I chuckled, shortly after which I heard a voice. I turned and saw an older man with short hair and glasses sitting on a bench just a few feet from the statue.

“Bet you never heard of Tin Pin Smithers before, did you?” he asked.

“No, can’t say I ever have,” I replied. “This statue seems a little odd, though.”

“Ten Pin Smithers,” the man said. “If you’ve got a couple of minutes, I’ll tell you his story. It’s rather sad.”

A story. Just what I wanted, and right in my line of work, which is reporting human interest stories for the newspaper and a local online magazine site back home. This was the reason of my trip. I was looking for something interesting.

“OK,” I said, “Mind if I sit down beside you?”

He jumped right in as I was finding a seat.

“Back in ’74, as the plaque says, a company was staging a bowling tournament right here,” He pointed over his shoulder to the bowling alley. “A hundred dollars to the winner, but there was a huge bonus if anyone bowled a perfect game. You know what a perfect game is, don’t you? Twelve strikes in a row for the game and a perfect 300 score. Worth a million dollars. A million dollars.

“Ten Pin Smithers had been home from Vietnam for about a year, and he had found getting back into society challenging. He had some emotional issues from Vietnam, plus he couldn’t find a job. However, he loved to bowl, and he was pretty good at it. So, he entered the tournament. All he really hoped for was winning the hundred dollars. At worst, second place, which was fifty dollars.

“Well, he made it all the way to the championship match. The place was packed, and the entire thing was being recorded so it could be shown on TV. His opponent was some out-of-town guy named Larkin, or Larabee, or something like that. Guy had a real unusual delivery when he bowled, and every time he released the ball he yelled out, ‘Come home to Papa!’ He wasn’t much of a bowler, though somehow he managed to make it to the championship.

“The final match was over pretty quickly. Larkin or Larabee was awful, while Ten Pin rolled strike after strike. The excitement grew, the tension grew, the crowd got real excited, but that didn’t seem to bother Ten Pin. When it was his turn to bowl, he calmly took his bowling ball, lined it up, and rolled it down the alley. Like I said, strike after strike.

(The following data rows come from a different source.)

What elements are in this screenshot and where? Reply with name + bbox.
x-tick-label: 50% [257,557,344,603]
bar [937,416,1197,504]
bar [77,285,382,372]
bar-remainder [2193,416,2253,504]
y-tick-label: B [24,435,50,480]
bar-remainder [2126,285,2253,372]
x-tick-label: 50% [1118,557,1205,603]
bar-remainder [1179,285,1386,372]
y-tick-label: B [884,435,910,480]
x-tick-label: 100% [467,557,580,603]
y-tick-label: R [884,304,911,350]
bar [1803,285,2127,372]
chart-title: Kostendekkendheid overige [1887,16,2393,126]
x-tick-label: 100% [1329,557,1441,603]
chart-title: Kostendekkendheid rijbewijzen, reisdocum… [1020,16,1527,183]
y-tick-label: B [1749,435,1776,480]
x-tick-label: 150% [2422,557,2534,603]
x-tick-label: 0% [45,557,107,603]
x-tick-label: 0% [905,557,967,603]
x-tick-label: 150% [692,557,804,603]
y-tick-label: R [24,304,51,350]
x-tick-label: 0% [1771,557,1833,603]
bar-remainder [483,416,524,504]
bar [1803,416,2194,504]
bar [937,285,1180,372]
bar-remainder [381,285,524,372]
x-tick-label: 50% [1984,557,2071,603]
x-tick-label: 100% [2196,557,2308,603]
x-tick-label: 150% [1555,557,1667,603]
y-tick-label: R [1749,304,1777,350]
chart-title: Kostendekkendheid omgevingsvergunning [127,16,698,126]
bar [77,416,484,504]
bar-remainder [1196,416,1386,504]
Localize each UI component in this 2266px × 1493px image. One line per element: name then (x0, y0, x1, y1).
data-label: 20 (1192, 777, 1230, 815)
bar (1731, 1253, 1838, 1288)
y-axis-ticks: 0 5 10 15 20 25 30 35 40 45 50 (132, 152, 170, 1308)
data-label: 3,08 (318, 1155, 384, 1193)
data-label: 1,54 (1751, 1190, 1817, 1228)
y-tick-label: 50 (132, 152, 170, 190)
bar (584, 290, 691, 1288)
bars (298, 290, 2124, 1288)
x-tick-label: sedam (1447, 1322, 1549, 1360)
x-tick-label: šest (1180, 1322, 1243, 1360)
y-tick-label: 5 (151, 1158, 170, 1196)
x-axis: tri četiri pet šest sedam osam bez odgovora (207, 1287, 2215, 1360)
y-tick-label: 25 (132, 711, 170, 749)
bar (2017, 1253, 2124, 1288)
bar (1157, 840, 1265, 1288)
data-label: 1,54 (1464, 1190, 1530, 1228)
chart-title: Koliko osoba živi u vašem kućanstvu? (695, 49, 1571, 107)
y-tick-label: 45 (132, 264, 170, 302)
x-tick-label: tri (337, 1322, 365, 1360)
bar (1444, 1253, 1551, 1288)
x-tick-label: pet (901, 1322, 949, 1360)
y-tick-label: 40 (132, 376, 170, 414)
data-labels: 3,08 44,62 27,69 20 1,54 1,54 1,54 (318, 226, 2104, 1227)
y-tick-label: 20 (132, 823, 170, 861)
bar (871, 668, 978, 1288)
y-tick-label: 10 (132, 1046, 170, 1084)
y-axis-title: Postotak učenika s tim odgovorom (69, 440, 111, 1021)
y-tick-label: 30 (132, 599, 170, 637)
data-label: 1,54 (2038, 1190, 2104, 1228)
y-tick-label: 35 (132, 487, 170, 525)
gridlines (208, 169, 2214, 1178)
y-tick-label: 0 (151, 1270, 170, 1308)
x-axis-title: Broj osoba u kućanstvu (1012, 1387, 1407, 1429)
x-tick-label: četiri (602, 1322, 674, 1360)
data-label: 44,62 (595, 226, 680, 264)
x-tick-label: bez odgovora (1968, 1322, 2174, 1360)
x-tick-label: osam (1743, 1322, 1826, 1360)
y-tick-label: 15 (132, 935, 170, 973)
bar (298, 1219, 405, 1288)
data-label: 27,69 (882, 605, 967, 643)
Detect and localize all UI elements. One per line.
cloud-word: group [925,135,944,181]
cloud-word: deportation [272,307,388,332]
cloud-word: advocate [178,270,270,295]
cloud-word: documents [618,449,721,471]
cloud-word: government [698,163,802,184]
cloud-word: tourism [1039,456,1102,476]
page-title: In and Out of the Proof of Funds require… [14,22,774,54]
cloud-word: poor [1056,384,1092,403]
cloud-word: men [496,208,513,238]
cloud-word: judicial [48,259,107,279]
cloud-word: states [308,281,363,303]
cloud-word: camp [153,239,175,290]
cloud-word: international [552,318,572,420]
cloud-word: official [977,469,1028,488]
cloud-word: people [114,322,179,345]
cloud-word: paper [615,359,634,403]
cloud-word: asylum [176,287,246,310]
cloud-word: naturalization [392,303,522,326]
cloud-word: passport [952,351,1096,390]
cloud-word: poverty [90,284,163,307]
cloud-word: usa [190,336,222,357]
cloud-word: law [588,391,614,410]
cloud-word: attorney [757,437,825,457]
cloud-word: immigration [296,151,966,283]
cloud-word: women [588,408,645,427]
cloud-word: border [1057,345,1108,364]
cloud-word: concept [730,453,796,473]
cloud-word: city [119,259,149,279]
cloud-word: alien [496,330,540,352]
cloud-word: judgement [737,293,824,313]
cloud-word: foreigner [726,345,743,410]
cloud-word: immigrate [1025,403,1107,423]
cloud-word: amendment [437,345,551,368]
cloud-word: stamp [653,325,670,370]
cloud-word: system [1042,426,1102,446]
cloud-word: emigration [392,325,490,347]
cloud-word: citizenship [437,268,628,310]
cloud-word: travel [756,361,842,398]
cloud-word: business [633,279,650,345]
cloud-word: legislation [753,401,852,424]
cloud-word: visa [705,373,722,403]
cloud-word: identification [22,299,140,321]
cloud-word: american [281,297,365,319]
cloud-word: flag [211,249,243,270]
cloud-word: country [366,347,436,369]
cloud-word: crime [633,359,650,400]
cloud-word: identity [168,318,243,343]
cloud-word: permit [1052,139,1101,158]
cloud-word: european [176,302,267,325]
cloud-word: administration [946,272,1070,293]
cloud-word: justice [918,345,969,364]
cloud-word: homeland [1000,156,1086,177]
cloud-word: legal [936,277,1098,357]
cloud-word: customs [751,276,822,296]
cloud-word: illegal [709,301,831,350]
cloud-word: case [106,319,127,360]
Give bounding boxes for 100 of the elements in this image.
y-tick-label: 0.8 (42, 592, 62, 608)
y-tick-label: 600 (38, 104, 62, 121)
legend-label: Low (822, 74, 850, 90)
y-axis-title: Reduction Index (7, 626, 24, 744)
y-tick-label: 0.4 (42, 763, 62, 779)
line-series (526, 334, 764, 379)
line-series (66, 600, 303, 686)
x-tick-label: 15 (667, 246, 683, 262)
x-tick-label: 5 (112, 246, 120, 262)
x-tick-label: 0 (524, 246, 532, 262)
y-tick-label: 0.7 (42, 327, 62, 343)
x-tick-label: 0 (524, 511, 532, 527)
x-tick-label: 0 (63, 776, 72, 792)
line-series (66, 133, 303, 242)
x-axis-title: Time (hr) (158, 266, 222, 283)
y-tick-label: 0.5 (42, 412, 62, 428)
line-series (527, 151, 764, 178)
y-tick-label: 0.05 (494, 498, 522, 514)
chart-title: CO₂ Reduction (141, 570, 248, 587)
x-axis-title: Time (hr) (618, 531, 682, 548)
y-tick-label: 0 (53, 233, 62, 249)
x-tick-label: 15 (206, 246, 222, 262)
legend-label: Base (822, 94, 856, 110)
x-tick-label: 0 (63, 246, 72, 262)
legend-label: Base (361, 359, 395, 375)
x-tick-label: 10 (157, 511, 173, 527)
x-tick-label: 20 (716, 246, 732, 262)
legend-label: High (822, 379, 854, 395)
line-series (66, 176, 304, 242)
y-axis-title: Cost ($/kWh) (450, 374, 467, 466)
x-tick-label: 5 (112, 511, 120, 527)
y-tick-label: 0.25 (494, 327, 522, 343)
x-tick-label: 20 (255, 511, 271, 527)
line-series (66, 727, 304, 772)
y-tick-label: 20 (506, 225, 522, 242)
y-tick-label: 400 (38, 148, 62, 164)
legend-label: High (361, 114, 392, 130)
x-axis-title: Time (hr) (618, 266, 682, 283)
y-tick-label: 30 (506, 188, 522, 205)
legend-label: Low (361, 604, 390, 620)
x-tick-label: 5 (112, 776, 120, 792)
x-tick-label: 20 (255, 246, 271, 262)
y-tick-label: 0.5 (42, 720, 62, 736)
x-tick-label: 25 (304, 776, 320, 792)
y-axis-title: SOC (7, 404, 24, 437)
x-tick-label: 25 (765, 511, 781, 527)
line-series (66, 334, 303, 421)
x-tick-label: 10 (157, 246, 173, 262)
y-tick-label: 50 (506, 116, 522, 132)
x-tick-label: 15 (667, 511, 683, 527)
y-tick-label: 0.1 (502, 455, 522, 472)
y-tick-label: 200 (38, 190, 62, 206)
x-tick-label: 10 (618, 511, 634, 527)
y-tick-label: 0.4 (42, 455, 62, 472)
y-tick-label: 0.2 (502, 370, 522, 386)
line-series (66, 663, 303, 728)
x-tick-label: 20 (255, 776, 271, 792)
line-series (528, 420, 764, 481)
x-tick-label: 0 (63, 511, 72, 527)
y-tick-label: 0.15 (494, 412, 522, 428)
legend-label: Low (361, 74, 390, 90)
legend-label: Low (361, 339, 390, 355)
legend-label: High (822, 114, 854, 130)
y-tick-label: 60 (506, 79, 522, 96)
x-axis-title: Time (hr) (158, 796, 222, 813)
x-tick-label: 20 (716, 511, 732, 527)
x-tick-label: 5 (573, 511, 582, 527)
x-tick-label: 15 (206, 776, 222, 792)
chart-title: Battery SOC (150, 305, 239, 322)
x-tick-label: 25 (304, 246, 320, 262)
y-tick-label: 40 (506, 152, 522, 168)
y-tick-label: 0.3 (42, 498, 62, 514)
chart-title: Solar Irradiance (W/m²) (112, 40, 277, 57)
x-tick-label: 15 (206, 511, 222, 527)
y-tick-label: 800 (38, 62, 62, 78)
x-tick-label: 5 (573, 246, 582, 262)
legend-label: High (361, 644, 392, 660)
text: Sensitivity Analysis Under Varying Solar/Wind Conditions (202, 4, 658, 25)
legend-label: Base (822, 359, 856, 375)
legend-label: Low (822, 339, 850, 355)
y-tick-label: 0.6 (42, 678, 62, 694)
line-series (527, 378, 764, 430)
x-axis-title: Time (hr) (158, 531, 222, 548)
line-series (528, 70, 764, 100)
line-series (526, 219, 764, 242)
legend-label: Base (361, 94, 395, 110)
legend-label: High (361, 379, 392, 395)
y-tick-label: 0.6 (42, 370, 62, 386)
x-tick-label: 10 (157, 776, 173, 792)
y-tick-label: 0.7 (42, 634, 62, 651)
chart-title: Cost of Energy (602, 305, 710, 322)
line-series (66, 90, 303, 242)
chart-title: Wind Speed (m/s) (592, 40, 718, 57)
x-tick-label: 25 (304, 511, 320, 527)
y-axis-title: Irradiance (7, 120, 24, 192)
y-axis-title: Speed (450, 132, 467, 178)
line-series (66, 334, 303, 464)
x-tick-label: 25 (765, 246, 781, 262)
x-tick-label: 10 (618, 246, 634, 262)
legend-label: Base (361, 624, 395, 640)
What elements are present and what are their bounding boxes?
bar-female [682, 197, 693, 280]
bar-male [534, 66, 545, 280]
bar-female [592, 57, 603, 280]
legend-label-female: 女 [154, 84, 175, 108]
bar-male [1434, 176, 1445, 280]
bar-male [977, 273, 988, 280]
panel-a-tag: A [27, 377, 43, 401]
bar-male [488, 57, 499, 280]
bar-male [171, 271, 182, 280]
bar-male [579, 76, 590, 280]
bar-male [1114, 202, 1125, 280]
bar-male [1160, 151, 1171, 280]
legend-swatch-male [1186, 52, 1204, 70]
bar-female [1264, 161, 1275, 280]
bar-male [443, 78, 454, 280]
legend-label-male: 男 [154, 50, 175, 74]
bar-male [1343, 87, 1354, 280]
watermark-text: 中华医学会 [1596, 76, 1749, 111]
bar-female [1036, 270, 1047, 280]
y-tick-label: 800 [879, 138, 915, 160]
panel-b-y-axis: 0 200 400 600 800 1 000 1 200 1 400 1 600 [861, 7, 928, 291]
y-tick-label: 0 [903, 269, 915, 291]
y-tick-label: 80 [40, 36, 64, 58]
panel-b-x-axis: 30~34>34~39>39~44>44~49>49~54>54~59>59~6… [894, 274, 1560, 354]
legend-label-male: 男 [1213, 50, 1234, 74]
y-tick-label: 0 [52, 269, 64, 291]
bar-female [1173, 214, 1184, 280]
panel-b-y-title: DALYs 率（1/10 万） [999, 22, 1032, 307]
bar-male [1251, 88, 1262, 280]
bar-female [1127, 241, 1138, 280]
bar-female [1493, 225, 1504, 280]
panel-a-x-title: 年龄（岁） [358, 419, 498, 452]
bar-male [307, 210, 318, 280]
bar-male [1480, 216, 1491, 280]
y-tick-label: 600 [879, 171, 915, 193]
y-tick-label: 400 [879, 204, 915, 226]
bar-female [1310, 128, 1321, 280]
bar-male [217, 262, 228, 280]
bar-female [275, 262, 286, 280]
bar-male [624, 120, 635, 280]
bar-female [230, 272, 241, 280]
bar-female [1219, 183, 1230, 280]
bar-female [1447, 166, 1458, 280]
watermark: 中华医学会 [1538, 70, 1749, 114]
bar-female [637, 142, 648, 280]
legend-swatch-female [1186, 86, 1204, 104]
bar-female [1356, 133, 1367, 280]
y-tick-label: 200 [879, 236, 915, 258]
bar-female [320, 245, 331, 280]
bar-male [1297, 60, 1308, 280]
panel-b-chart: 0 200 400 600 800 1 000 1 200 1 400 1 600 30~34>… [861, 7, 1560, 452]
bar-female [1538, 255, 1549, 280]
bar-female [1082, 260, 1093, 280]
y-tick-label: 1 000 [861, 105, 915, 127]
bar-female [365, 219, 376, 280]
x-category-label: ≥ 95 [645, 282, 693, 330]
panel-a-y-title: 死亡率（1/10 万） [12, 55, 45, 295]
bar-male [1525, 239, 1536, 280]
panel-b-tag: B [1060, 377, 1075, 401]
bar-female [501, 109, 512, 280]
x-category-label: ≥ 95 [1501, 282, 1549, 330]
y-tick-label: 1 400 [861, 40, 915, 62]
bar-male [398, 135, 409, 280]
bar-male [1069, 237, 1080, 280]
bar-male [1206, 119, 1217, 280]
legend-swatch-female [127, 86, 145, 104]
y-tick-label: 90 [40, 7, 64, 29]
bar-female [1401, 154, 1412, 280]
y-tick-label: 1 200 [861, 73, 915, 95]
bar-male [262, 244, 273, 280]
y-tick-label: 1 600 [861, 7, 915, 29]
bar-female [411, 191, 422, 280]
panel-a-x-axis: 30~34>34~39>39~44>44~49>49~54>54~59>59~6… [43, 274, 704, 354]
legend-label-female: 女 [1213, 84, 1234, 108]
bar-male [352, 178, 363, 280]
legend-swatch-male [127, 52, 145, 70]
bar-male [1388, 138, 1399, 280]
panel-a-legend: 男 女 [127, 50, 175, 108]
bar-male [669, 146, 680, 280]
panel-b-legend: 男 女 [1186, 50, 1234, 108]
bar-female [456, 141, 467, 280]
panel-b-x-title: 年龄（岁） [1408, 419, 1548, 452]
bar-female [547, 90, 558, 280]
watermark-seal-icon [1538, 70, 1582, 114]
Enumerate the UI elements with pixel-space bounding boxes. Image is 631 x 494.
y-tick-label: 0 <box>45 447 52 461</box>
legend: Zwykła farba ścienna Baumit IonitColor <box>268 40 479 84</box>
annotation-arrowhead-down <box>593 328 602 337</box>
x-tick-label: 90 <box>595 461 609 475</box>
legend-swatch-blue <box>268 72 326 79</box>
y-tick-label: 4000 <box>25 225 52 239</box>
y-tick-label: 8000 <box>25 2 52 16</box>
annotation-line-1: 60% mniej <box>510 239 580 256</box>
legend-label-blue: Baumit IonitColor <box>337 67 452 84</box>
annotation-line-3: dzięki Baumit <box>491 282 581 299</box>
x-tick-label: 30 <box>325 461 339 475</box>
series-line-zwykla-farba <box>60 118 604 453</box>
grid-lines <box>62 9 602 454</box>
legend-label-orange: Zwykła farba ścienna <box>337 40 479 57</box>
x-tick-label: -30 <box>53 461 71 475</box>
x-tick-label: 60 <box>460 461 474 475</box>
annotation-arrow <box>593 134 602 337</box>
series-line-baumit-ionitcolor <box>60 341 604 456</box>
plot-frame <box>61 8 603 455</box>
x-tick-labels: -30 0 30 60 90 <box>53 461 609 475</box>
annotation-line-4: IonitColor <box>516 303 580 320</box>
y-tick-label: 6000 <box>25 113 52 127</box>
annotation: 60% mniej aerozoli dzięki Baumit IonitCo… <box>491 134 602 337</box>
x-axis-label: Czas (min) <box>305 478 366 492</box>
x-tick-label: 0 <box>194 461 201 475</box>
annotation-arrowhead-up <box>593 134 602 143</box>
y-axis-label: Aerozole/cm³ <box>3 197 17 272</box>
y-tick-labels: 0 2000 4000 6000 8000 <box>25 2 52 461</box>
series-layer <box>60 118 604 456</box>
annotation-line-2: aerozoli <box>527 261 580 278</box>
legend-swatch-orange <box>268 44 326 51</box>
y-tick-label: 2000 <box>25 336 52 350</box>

“In fact, his first eleven rolls were strikes. He had just one roll left in the game, and if he got a strike there, he would win the million dollars. Everybody was cheering for him. Still, he did not appear nervous. The last roll, he did the same as all the others, calmly lining up his shot, and then he rolled it down the alley. It appeared to be a perfect hit, right in the pocket. Wouldn’t you know it, though? The six pin, which is supposed to knock down the ten pin, went around the ten pin and left it standing, the only pin left.

“That statue you see there? That’s the exact representation of Ten Pin Smithers when he lost that million dollars. Just dropped down on his knees, put his hands over his face, and finally ended up staring at that lone pin still standing.

“People always wondered how that affected his life. How would his life have been different? He remained here, but has been obscure ever since. Seldom talks to people about it. Seems to have no regrets. Says it’s the best memory of his life. For once, he was in the spotlight, everybody was cheering him on, and he ended up with a hundred dollars.”

The man stopped speaking. I got up, thanked him, and told him I was going to use that story—whether it was true or not—in the next column I wrote. He said that was fine with him. He didn’t think anyone would object. I asked him if Tin Pin Smithers was still around.

“Yeah, he’s around somewhere,” he said. “You might be able to find him if you ask around. That was 45, 46 years ago. He’d be in his upper sixties by now. Doesn’t look anything like the statue anymore.”

He wished me a good day, rose from the bench, and started walking towards the bowling alley door. When he was about 20 feet from the door, a man came out and yelled to him, “Hey, Ten Pin, lane number 7 has a problem. Could you go back and fix it?”